By Farjana Sultana (IFRC) & S. M. Taslim Reza (Bangladesh Red Crescent Society)

Meat is a luxury for people who have fled violence in Rakhine state and who are now living in camps in Cox’s Bazar, Bangladesh. Many of them live on a diet of rice, lentils, seasonal vegetables, spices, wheat and dry fish, most of which are food they are not used to eating. But for Abdul Aziz, a cash grant from the Bangladesh Red Crescent Society, with the support of the International Federation of Red Cross and Red Crescent Societies (IFRC), has allowed him to purchase meat and other food for his family.

“Now I will be able to buy some good food for my family,” says Aziz with a big smile on his face. “I can buy meat for my children as they are very fond of it.”

The Red Crescent has distributed 5,500 Bangladeshi Taka (around 64 Swiss francs or 64 US dollars) to around 3,100 people in Burmapara, Cox’s Bazar. This support will allow them to purchase goods and spend money on items that they need based on their own choosing. This unconditional cash assistance was delivered through the Bangladesh Post Office and is part of the Red Cross Population Movement Operation in Cox’s Bazar.

“I feel very happy receiving this cash assistance. Now I can buy some good food for my pregnant daughter-in-law,” says 35-year-old Rasheda Begum (dressed in beige shawl), who is head of her family household. “I can also buy some chickens and ducks and raise them at home so that I can sell the eggs.”

Cash also means that they will not have to sell the relief items such as blankets, utensils and the toiletries they have received to support their immediate needs. The cash grant was distributed based on several criteria, focusing on families with pregnant and lactating women, women-led households, people with disabilities, households without adults, and the elderly.

“Providing cash to the most vulnerable communities will allow them to meet their most urgent needs while having the freedom of choosing what they wish to purchase,” says Md. Feroz Salah Uddin, Secretary General of the Bangladesh Red Crescent Society.  “We are looking forward to extending this kind of support to other communities in Cox’s Bazar as well, who have also been affected by the crisis.”

The IFRC has been utilizing cash transfer programmes to support vulnerable communities as part of its commitment in the Grand Bargain, which is an agreement between major donors and humanitarian agencies to improve the efficiency, effectiveness and reach of humanitarian action in a number of ways.

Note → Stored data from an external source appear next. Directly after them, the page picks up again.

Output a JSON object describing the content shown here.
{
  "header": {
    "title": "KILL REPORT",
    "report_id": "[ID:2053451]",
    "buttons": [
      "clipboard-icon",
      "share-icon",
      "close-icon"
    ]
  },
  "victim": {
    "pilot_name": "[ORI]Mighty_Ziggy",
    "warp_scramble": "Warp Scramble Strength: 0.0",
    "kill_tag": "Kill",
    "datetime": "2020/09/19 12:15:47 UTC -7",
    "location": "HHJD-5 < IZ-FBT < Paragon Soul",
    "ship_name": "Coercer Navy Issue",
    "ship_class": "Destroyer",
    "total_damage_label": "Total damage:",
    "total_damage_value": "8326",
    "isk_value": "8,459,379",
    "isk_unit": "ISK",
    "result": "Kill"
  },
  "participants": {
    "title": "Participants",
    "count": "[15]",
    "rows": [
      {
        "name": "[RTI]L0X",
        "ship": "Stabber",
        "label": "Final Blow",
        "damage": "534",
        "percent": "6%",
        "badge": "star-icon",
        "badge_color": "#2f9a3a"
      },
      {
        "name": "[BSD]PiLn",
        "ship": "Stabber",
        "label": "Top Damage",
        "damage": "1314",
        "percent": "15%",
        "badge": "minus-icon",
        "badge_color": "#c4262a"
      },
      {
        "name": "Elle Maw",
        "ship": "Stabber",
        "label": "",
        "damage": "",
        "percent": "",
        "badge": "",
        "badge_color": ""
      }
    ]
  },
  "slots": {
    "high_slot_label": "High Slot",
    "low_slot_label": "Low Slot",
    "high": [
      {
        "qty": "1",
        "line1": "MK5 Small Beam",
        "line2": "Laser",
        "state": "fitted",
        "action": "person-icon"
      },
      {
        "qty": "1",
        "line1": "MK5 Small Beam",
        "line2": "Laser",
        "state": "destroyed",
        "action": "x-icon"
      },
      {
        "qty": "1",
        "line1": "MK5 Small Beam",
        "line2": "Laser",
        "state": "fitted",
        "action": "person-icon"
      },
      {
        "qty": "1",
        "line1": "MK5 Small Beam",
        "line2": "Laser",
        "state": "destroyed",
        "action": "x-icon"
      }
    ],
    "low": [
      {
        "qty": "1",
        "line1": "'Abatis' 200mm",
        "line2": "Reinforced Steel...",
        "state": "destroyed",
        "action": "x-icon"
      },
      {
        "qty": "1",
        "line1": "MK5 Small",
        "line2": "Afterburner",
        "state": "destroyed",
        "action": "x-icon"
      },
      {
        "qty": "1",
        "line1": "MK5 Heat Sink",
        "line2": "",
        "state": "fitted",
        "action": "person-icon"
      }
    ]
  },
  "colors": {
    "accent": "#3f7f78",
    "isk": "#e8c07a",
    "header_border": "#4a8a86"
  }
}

“Communities in different parts of Bangladesh have been receiving cash transfers during emergencies like flooding to help them recover. Now we are initiating the same process in Cox’s Bazar for people displaced by the violence in Rakhine and will follow that up by supporting the surrounding communities in Bangladesh,” says Azmat Ulla, head of country office for the IFRC in Bangladesh. “This kind of programme will enhance learning opportunities between people living in the camps and surrounding communities and allow them to share a community building experience.”